Un DJ néerlandais s'est excusé pour avoir diffusé à la radio une chanson sur le coronavirus, accusée dans une pétition signée par plus de 50.000 personnes d'inciter à la haine contre la communauté d'origine chinoise. Dans cette chanson écrite dans le cadre de la fête du carnaval, Lex Gaarthuis affirme que le nouveau coronavirus est la faute de "ces Chinois puants", et chante: "Ne mangez pas chinois, vous n'aurez rien à craindre". La diffusion du titre la semaine dernière sur les ondes de Radio 10, l'employeur de M. Gaarthuis, a entraîné une vague de critiques émanant notamment de la communauté d'origine chinoise aux Pays-Bas, qui compte quelque 70.000 personnes, selon la télévision publique néerlandaise NOS. Une pétition en ligne intitulée "Nous ne sommes pas un virus" dénonce le caractère "discriminatoire" et "inhumain" de la chanson.

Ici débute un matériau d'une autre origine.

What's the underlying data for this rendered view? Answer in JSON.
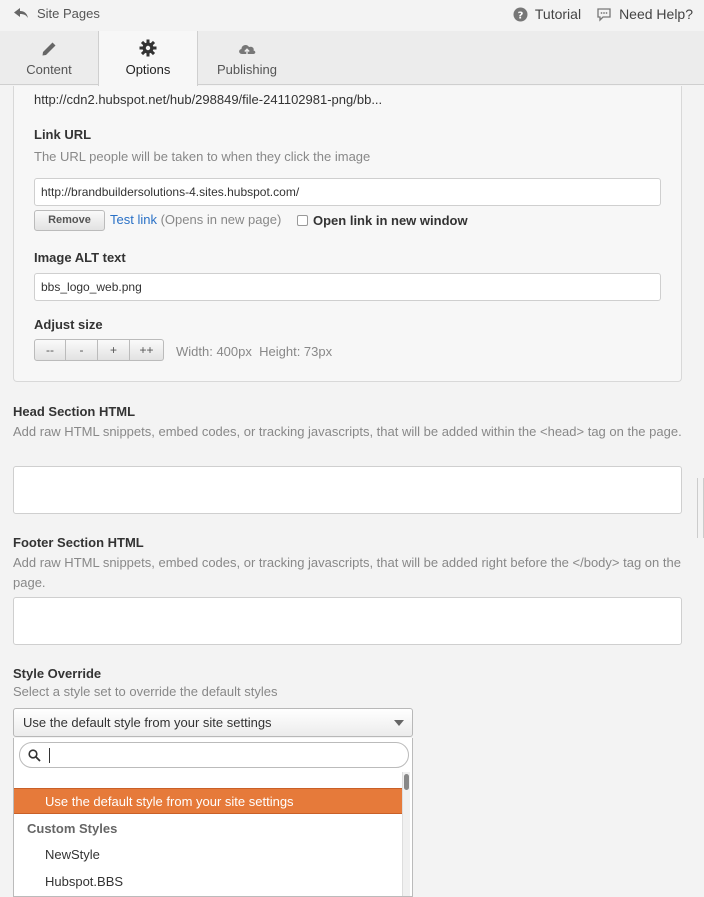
{
  "topbar": {
    "back_label": "Site Pages",
    "tutorial_label": "Tutorial",
    "help_label": "Need Help?"
  },
  "tabs": [
    {
      "label": "Content",
      "icon": "pencil-icon"
    },
    {
      "label": "Options",
      "icon": "gear-icon",
      "active": true
    },
    {
      "label": "Publishing",
      "icon": "cloud-upload-icon"
    }
  ],
  "image_module": {
    "file_url": "http://cdn2.hubspot.net/hub/298849/file-241102981-png/bb...",
    "link_url_label": "Link URL",
    "link_url_help": "The URL people will be taken to when they click the image",
    "link_url_value": "http://brandbuildersolutions-4.sites.hubspot.com/",
    "remove_label": "Remove",
    "test_link_label": "Test link",
    "test_link_note": "(Opens in new page)",
    "new_window_label": "Open link in new window",
    "alt_label": "Image ALT text",
    "alt_value": "bbs_logo_web.png",
    "size_label": "Adjust size",
    "size_buttons": [
      "--",
      "-",
      "+",
      "++"
    ],
    "width_text": "Width: 400px",
    "height_text": "Height: 73px"
  },
  "head_html": {
    "label": "Head Section HTML",
    "help": "Add raw HTML snippets, embed codes, or tracking javascripts, that will be added within the <head> tag on the page."
  },
  "footer_html": {
    "label": "Footer Section HTML",
    "help": "Add raw HTML snippets, embed codes, or tracking javascripts, that will be added right before the </body> tag on the page."
  },
  "style_override": {
    "label": "Style Override",
    "help": "Select a style set to override the default styles",
    "selected": "Use the default style from your site settings",
    "options": {
      "default": "Use the default style from your site settings",
      "group_label": "Custom Styles",
      "custom": [
        "NewStyle",
        "Hubspot.BBS"
      ]
    }
  },
  "colors": {
    "accent": "#e67a3a",
    "link": "#2a71c6"
  }
}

Ouverte samedi, elle avait récolté mardi plus de 51.000 signatures. "Pourquoi y a-t-il des gens comme Radio 10 qui osent connecter un virus grave (le coronavirus) avec des personnes d'origine chinoise et le fait de manger de la nourriture chinoise?", s'interrogent les initiateurs de la pétition. "Ca suffit. Chaque jour, nous sommes confrontés à de soi-disant +blagues+ et à des propos qui vont trop loin. Nous aussi, nous sommes des êtres humains". La chanson est "discriminatoire et incite à la haine", ont en outre estimé 57 organisations sino-néerlandaises dans un communiqué conjoint au nom de la communauté chinoise aux Pays-Bas, a rapporté NOS. Lex Gaarthuis a admis lundi soir avoir fait "une grosse erreur" et a présenté ses excuses durant son émission. "Je réalise sincèrement que j'ai blessé des gens de la communauté chinoise, à quel point mes commentaires ont été douloureux et qu'ils ont également pu être perçus comme discriminatoires", a-t-il ajouté. Le nombre de personnes tuées par l'épidémie due au nouveau coronavirus, presque toutes en Chine, a franchi mardi la barre du millier et l'Organisation mondiale de la santé (OMS) parle désormais d'une "très grave menace" pour le monde.